Dado o atraso no programa de regularização das situações de precariedade no Estado (PREVPAP), dezenas de milhares de pessoas aguardam o desfecho do seu processo. Para quem trabalha em organismos do Estado Central (administrações directa e indirecta, sector empresarial do Estado), um primeiro passo importante é conhecer a decisão da comissão que está a avaliar o seu caso. Quando esse parecer é negativo, a Comissão de Avaliação Bipartida (CAB) notifica o trabalhador dessa decisão, ainda provisória. É importante estar atento, até porque muitas pessoas já foram ou estão agora a ser notificadas. Nestes casos, o que fazer? Como responder à notificação da CAB? Deixamos alguma informação e algumas sugestões gerais.

1) Antes de mais, é essencial responder à notificação. Ao não responder, estaríamos a aceitar essa decisão provisória e a perder uma oportunidade de a contestar. Atenção: deve responder-se no prazo previsto na própria notificação (10 dias úteis, em princípio).

2) Na resposta, devem juntar-se todos os elementos e argumentos relevantes para justificar a decisão de regularização. O fundamental é sempre comprovar o que está previsto nos princípios do próprio Programa: que se trata de uma necessidade permanente; e que existe subordinação jurídica, ou seja, que o trabalho é desempenhado às ordens e na dependência do serviço em causa.

3) Alguns dos elementos relevantes podem ser apresentados na resposta, que comprovam a necessidade permanente e a subordinação: ordens dadas por superiores hierárquicos do serviço, provas do controlo da assiduidade, registo e consequências de faltas, marcação de férias, etc.

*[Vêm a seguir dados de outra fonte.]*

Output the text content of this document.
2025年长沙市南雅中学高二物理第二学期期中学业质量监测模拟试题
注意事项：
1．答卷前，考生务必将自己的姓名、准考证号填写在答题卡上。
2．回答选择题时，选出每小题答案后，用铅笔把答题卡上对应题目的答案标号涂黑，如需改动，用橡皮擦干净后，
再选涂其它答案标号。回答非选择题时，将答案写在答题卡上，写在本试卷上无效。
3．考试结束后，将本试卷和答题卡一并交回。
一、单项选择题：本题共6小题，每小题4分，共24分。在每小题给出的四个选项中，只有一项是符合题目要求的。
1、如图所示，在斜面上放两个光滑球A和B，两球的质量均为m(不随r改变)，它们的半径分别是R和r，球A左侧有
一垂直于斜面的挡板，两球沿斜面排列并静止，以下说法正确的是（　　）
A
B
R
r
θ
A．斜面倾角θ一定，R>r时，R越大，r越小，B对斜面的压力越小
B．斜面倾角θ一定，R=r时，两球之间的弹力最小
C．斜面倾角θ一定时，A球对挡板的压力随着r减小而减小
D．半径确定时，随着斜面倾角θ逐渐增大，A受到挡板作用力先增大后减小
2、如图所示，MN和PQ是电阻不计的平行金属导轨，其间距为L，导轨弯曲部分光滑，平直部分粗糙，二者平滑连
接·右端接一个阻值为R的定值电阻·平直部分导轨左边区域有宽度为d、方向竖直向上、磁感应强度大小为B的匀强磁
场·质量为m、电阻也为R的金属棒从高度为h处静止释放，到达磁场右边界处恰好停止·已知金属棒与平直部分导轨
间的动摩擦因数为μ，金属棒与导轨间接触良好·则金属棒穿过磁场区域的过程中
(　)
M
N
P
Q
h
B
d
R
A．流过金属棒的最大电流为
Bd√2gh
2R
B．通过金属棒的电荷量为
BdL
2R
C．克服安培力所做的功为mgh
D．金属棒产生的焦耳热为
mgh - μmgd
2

4) Muitas notificações justificam a decisão negativa com o tipo de vínculo. Por exemplo, apesar de toda a discussão pública e das referências na própria lei que regula o PREVPAP (Lei 112/2017), sabemos que estão a surgir decisões negativas baseadas apenas no facto do vínculo ser um estágio ou uma bolsa, por exemplo. Nestes casos, a resposta deve centrar-se em afirmar que o tipo de vínculo não é um factor de exclusão e que todas as situações estão abrangidas, desde que, na realidade, sejam necessidades permanentes e com subordinação jurídica ao serviço.

5) Atenção: há algumas notificações que, ao comunicar uma decisão negativa, argumentam com o articulado da Portaria que inicialmente lançou o Programa (a Portaria 150/2017), que é muito pouco clara relativamente a várias matérias. A resposta a estas notificações deve referir que a legislação posteriomente aprovada (Lei 112/2017) esclareceu muitos aspectos, nomeadamente prevendo especificamente todos os tipos de vínculo no âmbito do Programa.

6) Há também decisões negativas fundamentadas apenas com o facto de o trabalhador ter vínculo com outra entidade, como no caso das situações de falso outsourcing. Nestes casos, a resposta deve centrar-se em comprovar que, apesar da aparente relação com uma entidade terceira, o trabalho é na realidade desempenhado em subordinação ao serviço. É isso o falso outsourcing e estas situações estão no âmbito do programa de regularização. Qualquer que seja o caso, o facto da situação ser aparentemente legal não é motivo para exclusão – ou então o próprio Programa nem sequer faria sentido.